Wandlungsprozesse in der Herausbildung der modernen Industriegesellschaft um die Jahrhundertwende (Arbeit, Familie, Bildung)

Einleitung

Anhand der drei Bereiche „Arbeit“, „Familie“ und „Bildung“ gehe ich auf die Wandlungsprozesse ein, die bis zur Jahrhundertwende 19./ 20. Jahrhundert aus der von mittelalterlichen Strukturen geprägten vorindustriellen Gesellschaft die moderne Industriegesellschaft formten.

Arbeit

In der Arbeitswelt steht die Massenproduktion in Fabriken im Vordergrund. Durch den Einsatz von Maschinen wird das Handwerk verdrängt, weil eine effizientere Produktion in arbeitsteiligen Schritten gewährleistet werden kann.

Ein weiterer Unterschied zur vorindustriellen Arbeitsweise ist die räumliche Trennung von Arbeitsplatz und Heim. Während der Handwerker mit seiner Familie bei seiner Werkstatt wohnt, liegen die Fabriken im Zentrum großer Arbeitersiedlungen. Die Fabriken des 19. Jahrhunderts sind durch Dunkelheit, Dreck und ohrenbetäubenden Lärm geprägt; es herrschen äußerst miserable Arbeitsbedingungen.

All diese Veränderungen, die sich im Zuge der Industrialisierung ergeben, lassen eine neue gesellschaftliche Schicht entstehen: Das Proletariat.

Familie

Die Industrialisierung verändert nicht das grundsätzliche Konzept von Ehe und Familie.
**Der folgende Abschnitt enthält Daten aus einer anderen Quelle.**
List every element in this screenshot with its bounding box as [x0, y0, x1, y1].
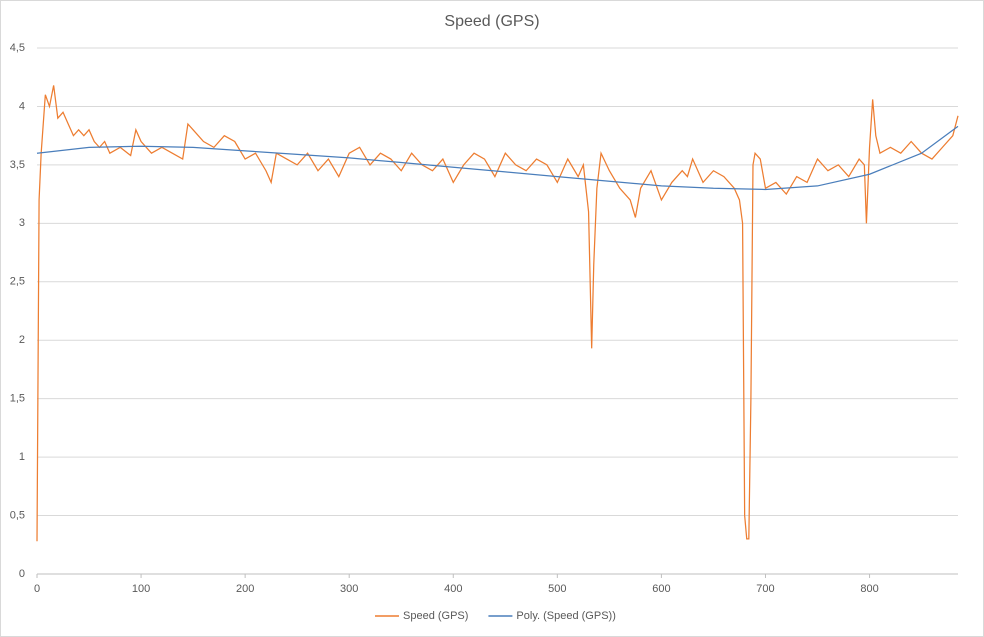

Im Gegenteil: Es ist sogar ein Plus an Familiengründungen zu erkennen, da nun gesellschaftliche Teile der vorindustriellen Zeit wie Handwerkergesellen, Knechte oder Mägde nicht mehr breit vertreten sind; arbeitende Männer und Frauen mit festem Lohn können den Schritt in den Stand der Ehe leichter vollziehen.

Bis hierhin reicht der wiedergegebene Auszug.